Sin entrar en discusiones de orden político, que hoy están provocando peleas entre familiares, amigos, conocidos y hasta con el taxista o el verdulero, el pollo tuvo precio subsidiado. Y cuando eso ocurre, se come lo más barato. Aunque te guste menos, ciertamente.

Pero además hay otra cosa: la Argentina es uno de los pocos países del mundo que puede jactarse de tener en el mercado carne proveniente de ganado criado a pasto. Y pese a que también contamos con mucha carne originada en feed-lot (engorde a corral), el país seguirá siendo un referente de la ganadería de bovinos alimentados con pasturas naturales. Pensar que no hay que criar vacas en feed-lot, es como suponer que todo debiera ser orgánico. Imposible, no sería rentable ni se podría alimentar a la gente que habita el planeta.
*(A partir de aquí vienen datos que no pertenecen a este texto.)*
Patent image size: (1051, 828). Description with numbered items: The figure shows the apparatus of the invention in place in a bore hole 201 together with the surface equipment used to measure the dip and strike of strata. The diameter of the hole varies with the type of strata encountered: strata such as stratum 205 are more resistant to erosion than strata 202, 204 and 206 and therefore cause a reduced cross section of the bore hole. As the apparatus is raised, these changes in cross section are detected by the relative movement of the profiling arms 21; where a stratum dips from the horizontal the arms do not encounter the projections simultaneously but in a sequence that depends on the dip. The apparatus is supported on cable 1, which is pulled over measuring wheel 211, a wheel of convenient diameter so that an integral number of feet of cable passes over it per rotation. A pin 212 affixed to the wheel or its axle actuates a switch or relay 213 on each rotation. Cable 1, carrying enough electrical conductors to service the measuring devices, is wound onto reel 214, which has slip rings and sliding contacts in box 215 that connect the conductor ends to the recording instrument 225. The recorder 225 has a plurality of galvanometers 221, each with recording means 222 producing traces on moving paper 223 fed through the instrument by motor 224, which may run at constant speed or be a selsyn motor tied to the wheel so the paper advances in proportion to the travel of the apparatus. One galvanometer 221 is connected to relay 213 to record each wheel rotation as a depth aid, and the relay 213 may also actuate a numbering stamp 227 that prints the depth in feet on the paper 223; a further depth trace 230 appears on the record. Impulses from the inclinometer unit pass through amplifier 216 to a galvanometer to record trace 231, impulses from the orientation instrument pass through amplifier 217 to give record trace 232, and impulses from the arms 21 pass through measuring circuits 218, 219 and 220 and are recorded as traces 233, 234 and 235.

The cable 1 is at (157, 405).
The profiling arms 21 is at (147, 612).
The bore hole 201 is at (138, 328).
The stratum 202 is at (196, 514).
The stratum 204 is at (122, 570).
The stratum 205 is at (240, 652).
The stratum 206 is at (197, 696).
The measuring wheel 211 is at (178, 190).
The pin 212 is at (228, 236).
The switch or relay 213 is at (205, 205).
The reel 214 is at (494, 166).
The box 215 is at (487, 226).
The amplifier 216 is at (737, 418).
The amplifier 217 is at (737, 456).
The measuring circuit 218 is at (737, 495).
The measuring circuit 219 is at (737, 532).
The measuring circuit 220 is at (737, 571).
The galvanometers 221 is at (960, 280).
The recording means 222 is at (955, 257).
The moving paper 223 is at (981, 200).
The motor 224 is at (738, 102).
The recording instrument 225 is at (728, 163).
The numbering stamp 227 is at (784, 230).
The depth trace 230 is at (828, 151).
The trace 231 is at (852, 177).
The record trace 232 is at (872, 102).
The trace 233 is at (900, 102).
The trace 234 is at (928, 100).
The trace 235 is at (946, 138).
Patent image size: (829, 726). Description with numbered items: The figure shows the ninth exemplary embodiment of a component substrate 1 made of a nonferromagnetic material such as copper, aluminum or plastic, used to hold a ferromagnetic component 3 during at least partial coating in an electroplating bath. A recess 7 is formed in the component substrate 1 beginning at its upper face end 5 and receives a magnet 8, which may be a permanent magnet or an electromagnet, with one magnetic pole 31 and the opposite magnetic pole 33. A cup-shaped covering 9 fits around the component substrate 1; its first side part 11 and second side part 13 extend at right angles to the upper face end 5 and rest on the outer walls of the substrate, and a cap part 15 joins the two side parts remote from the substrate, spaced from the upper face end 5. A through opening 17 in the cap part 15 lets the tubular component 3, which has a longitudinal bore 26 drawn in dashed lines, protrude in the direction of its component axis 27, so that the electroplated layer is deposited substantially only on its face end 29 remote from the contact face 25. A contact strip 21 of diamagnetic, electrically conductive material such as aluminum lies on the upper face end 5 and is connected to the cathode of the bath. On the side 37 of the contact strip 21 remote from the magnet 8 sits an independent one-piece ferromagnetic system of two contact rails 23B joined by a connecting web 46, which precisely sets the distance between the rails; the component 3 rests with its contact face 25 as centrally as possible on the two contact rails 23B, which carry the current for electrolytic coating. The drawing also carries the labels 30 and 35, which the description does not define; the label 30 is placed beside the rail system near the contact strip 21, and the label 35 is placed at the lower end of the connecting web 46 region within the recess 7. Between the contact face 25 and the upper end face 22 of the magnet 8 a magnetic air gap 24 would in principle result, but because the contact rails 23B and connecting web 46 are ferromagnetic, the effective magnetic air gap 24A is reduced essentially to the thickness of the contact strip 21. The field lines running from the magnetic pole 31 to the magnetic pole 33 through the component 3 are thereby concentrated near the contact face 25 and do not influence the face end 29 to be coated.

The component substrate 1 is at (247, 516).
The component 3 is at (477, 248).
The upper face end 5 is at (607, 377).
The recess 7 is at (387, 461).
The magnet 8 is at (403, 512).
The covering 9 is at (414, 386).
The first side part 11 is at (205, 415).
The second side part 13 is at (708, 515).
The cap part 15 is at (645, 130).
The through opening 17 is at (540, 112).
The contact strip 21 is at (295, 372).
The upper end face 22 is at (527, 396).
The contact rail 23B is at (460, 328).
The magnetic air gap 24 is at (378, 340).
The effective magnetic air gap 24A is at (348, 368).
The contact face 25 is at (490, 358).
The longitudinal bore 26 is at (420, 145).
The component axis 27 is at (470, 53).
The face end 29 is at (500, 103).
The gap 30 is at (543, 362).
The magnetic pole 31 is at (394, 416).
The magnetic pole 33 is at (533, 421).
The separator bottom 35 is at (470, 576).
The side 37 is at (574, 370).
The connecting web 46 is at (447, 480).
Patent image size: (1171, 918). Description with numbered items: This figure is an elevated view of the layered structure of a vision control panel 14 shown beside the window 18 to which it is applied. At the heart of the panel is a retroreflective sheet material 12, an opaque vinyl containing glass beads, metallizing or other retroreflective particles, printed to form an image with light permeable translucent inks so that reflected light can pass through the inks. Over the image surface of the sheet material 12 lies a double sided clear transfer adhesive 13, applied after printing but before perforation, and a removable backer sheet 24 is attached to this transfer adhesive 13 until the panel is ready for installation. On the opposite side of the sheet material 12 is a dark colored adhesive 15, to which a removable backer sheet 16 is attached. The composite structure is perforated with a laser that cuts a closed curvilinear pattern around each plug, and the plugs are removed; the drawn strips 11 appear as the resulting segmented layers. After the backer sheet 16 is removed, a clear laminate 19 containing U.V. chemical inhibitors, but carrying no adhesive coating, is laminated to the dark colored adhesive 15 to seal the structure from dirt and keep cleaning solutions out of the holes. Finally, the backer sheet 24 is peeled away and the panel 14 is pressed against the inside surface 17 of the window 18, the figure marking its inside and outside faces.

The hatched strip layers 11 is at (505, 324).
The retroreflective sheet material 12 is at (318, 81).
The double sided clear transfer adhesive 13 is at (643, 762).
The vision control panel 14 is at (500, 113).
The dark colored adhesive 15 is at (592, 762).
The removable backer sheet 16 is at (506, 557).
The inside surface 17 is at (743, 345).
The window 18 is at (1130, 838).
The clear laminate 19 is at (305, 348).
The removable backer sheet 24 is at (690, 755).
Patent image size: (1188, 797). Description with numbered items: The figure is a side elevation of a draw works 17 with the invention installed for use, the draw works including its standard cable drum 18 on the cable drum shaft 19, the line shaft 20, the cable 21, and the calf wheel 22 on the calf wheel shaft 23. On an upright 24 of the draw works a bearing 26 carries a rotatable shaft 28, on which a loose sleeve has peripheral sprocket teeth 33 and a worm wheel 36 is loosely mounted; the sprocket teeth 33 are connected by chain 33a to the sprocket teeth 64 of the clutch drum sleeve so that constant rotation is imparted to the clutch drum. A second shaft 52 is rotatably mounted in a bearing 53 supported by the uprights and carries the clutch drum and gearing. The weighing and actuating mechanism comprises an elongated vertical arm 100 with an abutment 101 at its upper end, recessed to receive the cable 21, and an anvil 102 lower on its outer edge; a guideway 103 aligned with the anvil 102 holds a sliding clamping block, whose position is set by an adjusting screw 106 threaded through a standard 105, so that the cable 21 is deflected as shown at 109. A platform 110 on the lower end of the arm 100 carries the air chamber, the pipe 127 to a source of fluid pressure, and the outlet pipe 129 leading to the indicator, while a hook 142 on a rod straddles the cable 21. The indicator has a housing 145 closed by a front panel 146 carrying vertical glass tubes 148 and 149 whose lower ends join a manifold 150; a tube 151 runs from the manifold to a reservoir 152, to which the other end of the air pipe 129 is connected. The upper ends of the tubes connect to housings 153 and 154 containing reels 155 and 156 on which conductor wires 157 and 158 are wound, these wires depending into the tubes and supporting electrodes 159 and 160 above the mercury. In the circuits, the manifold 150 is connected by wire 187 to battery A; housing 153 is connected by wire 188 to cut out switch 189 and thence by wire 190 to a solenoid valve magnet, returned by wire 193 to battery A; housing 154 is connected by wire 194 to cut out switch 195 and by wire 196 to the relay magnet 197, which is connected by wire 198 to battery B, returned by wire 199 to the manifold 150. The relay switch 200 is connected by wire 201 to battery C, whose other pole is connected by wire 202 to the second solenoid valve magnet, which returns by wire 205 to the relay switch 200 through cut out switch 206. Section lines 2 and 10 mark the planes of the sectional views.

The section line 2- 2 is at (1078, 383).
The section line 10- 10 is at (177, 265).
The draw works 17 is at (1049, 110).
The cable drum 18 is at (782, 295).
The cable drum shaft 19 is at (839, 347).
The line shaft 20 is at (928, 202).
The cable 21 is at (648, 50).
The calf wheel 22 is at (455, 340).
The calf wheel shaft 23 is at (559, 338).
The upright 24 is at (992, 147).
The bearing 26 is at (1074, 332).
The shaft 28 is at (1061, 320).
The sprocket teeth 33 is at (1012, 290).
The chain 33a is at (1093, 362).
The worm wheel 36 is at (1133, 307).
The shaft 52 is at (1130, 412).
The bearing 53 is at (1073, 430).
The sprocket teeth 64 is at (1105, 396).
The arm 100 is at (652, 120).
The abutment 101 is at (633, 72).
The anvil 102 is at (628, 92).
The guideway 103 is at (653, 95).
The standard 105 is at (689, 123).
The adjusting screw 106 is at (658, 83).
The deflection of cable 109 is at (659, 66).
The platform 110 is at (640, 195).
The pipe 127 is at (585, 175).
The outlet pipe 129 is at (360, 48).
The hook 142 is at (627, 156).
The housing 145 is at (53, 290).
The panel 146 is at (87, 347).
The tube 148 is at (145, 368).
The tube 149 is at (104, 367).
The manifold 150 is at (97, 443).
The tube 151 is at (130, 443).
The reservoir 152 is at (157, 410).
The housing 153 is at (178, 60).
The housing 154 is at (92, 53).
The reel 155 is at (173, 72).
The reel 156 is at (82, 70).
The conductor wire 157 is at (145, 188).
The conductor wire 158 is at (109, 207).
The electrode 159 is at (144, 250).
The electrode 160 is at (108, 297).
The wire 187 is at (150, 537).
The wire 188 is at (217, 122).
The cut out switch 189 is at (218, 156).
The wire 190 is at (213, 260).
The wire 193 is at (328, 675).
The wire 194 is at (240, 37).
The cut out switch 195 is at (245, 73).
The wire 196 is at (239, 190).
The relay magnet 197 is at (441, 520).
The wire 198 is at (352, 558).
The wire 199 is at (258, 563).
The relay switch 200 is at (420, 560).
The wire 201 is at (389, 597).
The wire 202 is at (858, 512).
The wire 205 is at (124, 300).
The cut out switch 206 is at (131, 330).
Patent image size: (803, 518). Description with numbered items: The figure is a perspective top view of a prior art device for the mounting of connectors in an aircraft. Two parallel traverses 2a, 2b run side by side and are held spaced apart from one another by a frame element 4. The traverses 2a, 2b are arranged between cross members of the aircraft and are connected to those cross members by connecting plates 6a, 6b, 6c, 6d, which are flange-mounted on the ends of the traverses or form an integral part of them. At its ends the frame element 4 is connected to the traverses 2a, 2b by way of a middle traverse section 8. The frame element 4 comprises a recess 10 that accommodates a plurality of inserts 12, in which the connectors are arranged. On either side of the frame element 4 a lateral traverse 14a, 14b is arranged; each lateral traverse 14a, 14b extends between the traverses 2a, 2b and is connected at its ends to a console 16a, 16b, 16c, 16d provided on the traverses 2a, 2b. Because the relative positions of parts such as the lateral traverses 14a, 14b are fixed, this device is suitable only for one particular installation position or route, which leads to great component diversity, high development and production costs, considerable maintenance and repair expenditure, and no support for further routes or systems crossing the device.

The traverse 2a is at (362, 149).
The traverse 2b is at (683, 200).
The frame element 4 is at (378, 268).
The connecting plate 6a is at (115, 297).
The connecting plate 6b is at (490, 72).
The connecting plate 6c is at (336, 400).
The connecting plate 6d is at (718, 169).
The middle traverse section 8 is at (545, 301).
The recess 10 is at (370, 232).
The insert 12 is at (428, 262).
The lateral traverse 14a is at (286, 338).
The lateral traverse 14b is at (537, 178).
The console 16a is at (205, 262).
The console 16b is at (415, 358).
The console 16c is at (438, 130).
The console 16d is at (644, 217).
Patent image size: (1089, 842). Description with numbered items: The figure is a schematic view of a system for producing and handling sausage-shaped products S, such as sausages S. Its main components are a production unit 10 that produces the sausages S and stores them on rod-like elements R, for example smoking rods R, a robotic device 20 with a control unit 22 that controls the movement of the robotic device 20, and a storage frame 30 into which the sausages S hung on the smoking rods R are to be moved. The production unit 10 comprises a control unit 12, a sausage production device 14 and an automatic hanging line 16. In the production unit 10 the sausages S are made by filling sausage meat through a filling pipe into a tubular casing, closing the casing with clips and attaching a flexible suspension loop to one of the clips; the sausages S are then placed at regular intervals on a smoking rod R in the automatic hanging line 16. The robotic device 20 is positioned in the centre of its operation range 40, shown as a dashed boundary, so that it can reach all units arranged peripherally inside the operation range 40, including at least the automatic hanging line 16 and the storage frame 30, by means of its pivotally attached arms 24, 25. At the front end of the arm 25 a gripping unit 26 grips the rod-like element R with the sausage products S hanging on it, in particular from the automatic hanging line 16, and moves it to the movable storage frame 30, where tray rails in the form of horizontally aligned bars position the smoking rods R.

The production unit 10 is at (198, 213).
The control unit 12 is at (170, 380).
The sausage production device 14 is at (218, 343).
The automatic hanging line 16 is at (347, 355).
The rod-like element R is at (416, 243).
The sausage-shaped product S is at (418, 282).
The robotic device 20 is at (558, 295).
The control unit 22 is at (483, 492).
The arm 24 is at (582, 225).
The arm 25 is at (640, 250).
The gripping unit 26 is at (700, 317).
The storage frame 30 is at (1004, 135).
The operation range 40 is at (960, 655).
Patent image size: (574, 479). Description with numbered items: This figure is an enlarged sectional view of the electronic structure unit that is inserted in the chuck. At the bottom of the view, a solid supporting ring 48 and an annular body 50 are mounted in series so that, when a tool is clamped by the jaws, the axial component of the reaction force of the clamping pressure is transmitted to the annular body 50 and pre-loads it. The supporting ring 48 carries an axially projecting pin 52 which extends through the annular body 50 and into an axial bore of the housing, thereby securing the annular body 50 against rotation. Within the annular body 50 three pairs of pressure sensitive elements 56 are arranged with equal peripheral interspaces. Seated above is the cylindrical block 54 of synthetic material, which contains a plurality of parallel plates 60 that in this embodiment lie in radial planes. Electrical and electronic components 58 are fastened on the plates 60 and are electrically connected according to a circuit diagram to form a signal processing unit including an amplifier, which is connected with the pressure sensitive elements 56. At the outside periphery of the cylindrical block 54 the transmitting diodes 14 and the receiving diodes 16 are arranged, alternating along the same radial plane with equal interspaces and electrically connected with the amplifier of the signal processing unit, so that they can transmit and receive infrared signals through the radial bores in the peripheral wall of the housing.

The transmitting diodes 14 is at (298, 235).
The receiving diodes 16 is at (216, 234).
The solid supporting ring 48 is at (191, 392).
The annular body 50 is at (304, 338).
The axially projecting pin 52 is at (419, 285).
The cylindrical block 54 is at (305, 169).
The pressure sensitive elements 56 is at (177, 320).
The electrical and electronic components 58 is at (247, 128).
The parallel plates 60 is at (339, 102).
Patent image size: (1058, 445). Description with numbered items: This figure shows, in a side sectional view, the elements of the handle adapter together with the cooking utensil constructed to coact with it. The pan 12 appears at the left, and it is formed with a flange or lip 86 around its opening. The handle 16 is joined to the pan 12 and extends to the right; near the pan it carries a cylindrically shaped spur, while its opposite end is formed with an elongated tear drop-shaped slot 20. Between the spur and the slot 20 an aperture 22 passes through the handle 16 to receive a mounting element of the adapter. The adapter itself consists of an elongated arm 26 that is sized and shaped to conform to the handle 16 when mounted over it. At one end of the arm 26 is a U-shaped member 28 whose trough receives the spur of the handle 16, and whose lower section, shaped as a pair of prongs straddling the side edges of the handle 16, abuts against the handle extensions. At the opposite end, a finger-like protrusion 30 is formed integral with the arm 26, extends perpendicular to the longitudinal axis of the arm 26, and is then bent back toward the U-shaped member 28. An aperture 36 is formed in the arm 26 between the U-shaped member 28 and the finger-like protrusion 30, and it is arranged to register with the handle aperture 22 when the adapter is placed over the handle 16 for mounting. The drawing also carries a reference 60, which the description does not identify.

Tampoco hay que pontificar contra el feed-lot. Muchos supuestos gourmands que se regocijan con el consumo de Kobe Beef argentino (y también japonés, yanqui o de donde sea, cuando viajan, no se preocupan por pagar 300 dólares por un bife de 100 gramos), pero no tienen idea de que ese tipo de carne se produce con alimento balanceado (y dicen que también con cerveza, masajes y música funcional en el establo).

Como síntesis, diremos que pese a la mala prensa, a los veganos y vegetarianos, las religiones (el caso de la India es el más peculiar), los altos precios y todo lo que se te ocurra, al bife no hay con qué  darle. El pollo es para cuando no tenés plata para comprar asado, o para cuando estás enfermo.